The zoo opened in 1909, and up until 1991, it was operated and owned by the City of Fort Worth. During the city’s supervision, there was a long-standing tradition where they collected money from the community in order to expand the collections of animals in the zoo. The Zoological Society, now known as the Fort Worth Zoological Association, was created in 1939. It is a nonprofit organization aiming to help raise additional money for the zoo to buy more animals.

In 1991, the Fort Worth Zoo noticed that they have been getting decreased support from the city. During that time, the zoo also demanded the city to help them replace outdated animal housing and help them with the declines in attendance. That is why the Zoological Society decided to assume the management of the zoo’s everyday operations. Since 1991, the Zoological Society raised over $185 million from foundations, private companies, and corporations to renovate the zoo and create more exhibits.
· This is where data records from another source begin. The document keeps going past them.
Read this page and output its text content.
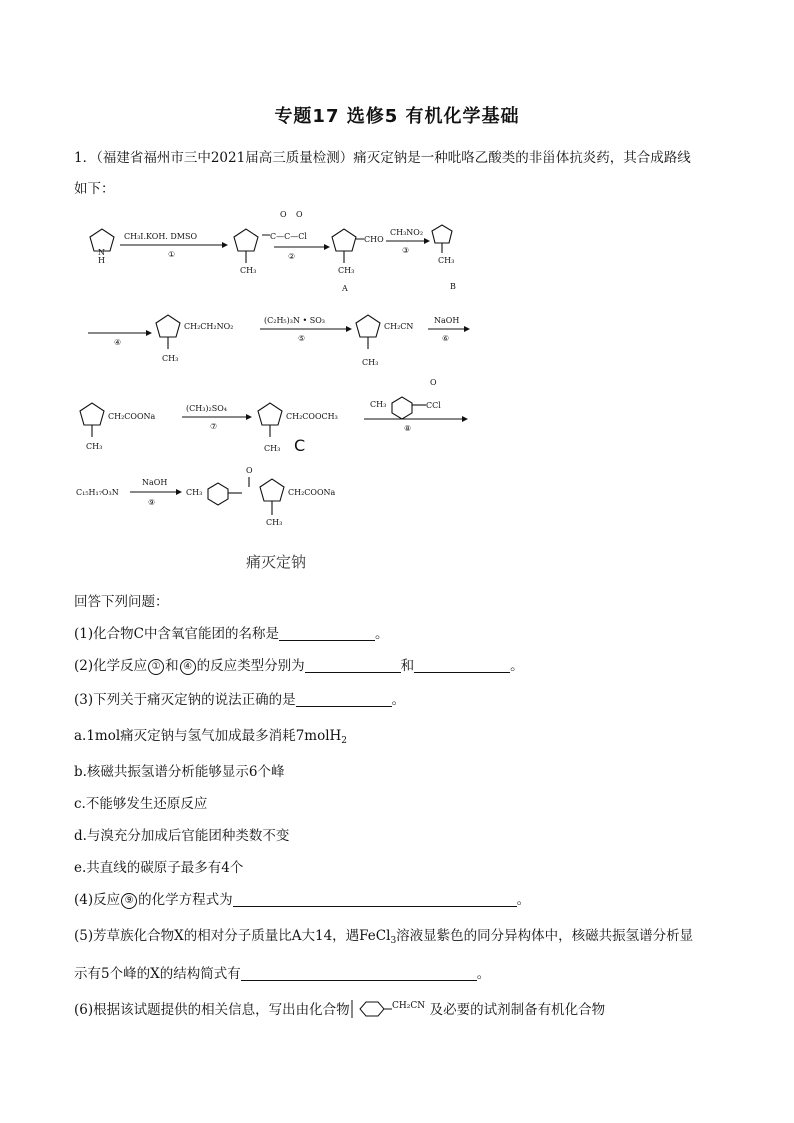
专题17 选修5 有机化学基础
1．（福建省福州市三中2021届高三质量检测）痛灭定钠是一种吡咯乙酸类的非甾体抗炎药，其合成路线
如下：
H
N
CH₃I.KOH. DMSO
①
CH₃
C—C—Cl
O O
②
CH₃
CHO
A
CH₃NO₂
③
CH₃
B
④
CH₃
CH₂CH₂NO₂
(C₂H₅)₃N • SO₃
⑤
CH₃
CH₂CN
NaOH
⑥
CH₃
CH₂COONa
(CH₃)₂SO₄
⑦
CH₃
CH₂COOCH₃
C
CH₃	CCl
O
⑧
C₁₅H₁₇O₃N
NaOH
⑨
CH₃
O
CH₃
CH₂COONa
痛灭定钠
回答下列问题：
(1)化合物C中含氧官能团的名称是	。
(2)化学反应 ① 和 ④ 的反应类型分别为	和	。
(3)下列关于痛灭定钠的说法正确的是	。
a.1mol痛灭定钠与氢气加成最多消耗7molH$_2$
b.核磁共振氢谱分析能够显示6个峰
c.不能够发生还原反应
d.与溴充分加成后官能团种类数不变
e.共直线的碳原子最多有4个
(4)反应 ⑨ 的化学方程式为	。
(5)芳草族化合物X的相对分子质量比A大14，遇FeCl$_3$溶液显紫色的同分异构体中，核磁共振氢谱分析显
示有5个峰的X的结构简式有	。
(6)根据该试题提供的相关信息，写出由化合物	CH₂CN 及必要的试剂制备有机化合物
The following year, the zoo had a grand reopening where they unveiled two new exhibits, namely the Asian Falls and World of Primates. They also added several improvements all over the zoo, which increased the number of visitors to approximately 1 million in a fiscal year. That was almost double the number of visitors the zoo had the previous year, and they have managed to maintain it ever since. It was also during that year when the zoo opened 16 more permanent exhibits along with support facilities. The management of the Zoological Society celebrated the zoo’s tenth year of improvement by adding another show called Texas Wild! Which features seven exotic exhibits in an 8-acre facility.

Aside from the new exhibits, the zoo also had substantial improvements such as handicap accessibility that passed the ADA standards, shade structures, restrooms, food outlets, animal areas, walkways, picnic areas, and exhibit space. That is why the Fort Worth Zoo is one of the most popular attractions in the Dallas Fort Worth area. It was even named as the 5th zoo in the United States by the USA Travel Guide magazine.
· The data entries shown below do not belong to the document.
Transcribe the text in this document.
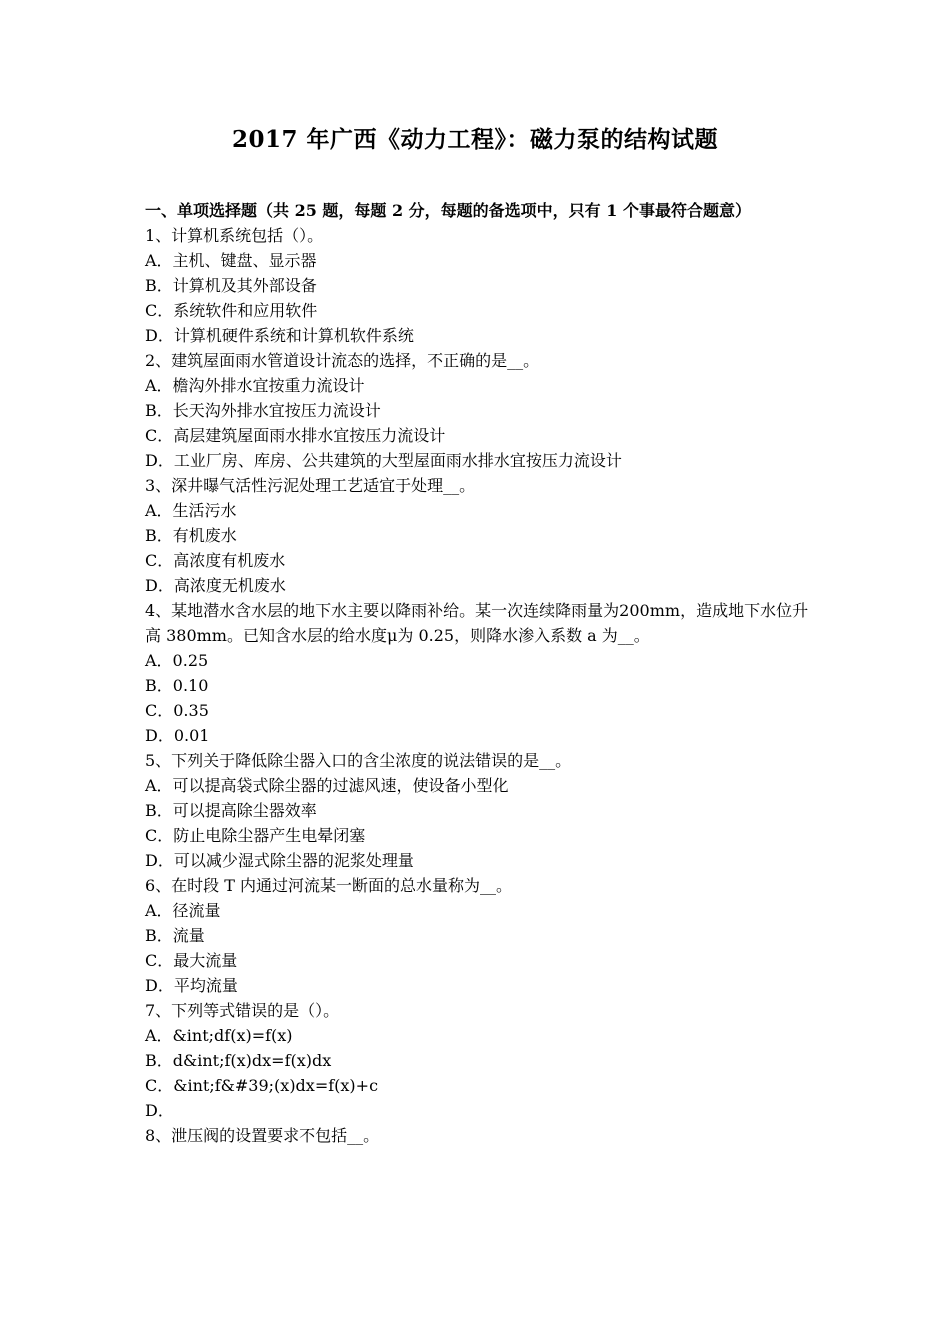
2017 年广西《动力工程》：磁力泵的结构试题

一、单项选择题（共 25 题，每题 2 分，每题的备选项中，只有 1 个事最符合题意）

1、计算机系统包括（）。

A．主机、键盘、显示器

B．计算机及其外部设备

C．系统软件和应用软件

D．计算机硬件系统和计算机软件系统

2、建筑屋面雨水管道设计流态的选择，不正确的是__。

A．檐沟外排水宜按重力流设计

B．长天沟外排水宜按压力流设计

C．高层建筑屋面雨水排水宜按压力流设计

D．工业厂房、库房、公共建筑的大型屋面雨水排水宜按压力流设计

3、深井曝气活性污泥处理工艺适宜于处理__。

A．生活污水

B．有机废水

C．高浓度有机废水

D．高浓度无机废水

4、某地潜水含水层的地下水主要以降雨补给。某一次连续降雨量为200mm，造成地下水位升高 380mm。已知含水层的给水度μ为 0.25，则降水渗入系数 a 为__。

A．0.25

B．0.10

C．0.35

D．0.01

5、下列关于降低除尘器入口的含尘浓度的说法错误的是__。

A．可以提高袋式除尘器的过滤风速，使设备小型化

B．可以提高除尘器效率

C．防止电除尘器产生电晕闭塞

D．可以减少湿式除尘器的泥浆处理量

6、在时段 T 内通过河流某一断面的总水量称为__。

A．径流量

B．流量

C．最大流量

D．平均流量

7、下列等式错误的是（）。

A．&int;df(x)=f(x)

B．d&int;f(x)dx=f(x)dx

C．&int;f&#39;(x)dx=f(x)+c

D．

8、泄压阀的设置要求不包括__。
What To See at the Fort Worth Zoo

Fort Worth Zoo Lion
The Fort Worth Zoo currently houses a total of 542 species. It is home to 112 species that belong in the Association of Zoos and Aquarium Species Survival Plan. Aside from that, it is also the home of about 68 threatened and endangered species on the state. As of writing, the zoo’s animal collection has 160 invertebrates and fish.

The Fort Worth Zoo takes care of 72 species of mammals such as bonobos, gorillas, orangutans, and chimpanzees. It is the only zoo in Texas that houses bonobos. Fort Worth Zoo is one of the five zoos in the world that displays two of the five known rhino species in captivity: the greater one-horned and greater Asian rhinos.

The zoo is also home to 148 species of birds. It is home to the most successful breeding colony of lesser flamingos in the whole world. It is also one of the United States’ zoos to house the endangered Harpy eagle and African crowned eagle. Aside from that, the Fort Worth zoo is one of the few facilities in the United States to house the endangered and rare Storm’s storks.

Lastly, the Fort Worth Zoo is home to the most extensive collection of reptiles in the nation. It leads the international conservation effort to save Jamaican iguana, which is the most endangered lizard in the world. Taking care of these ectotherms also means that the zoo has a state-of-the-art reptile complex. From 1971, the Fort Worth Zoo has managed to reproduce about 180 species of reptiles and amphibians.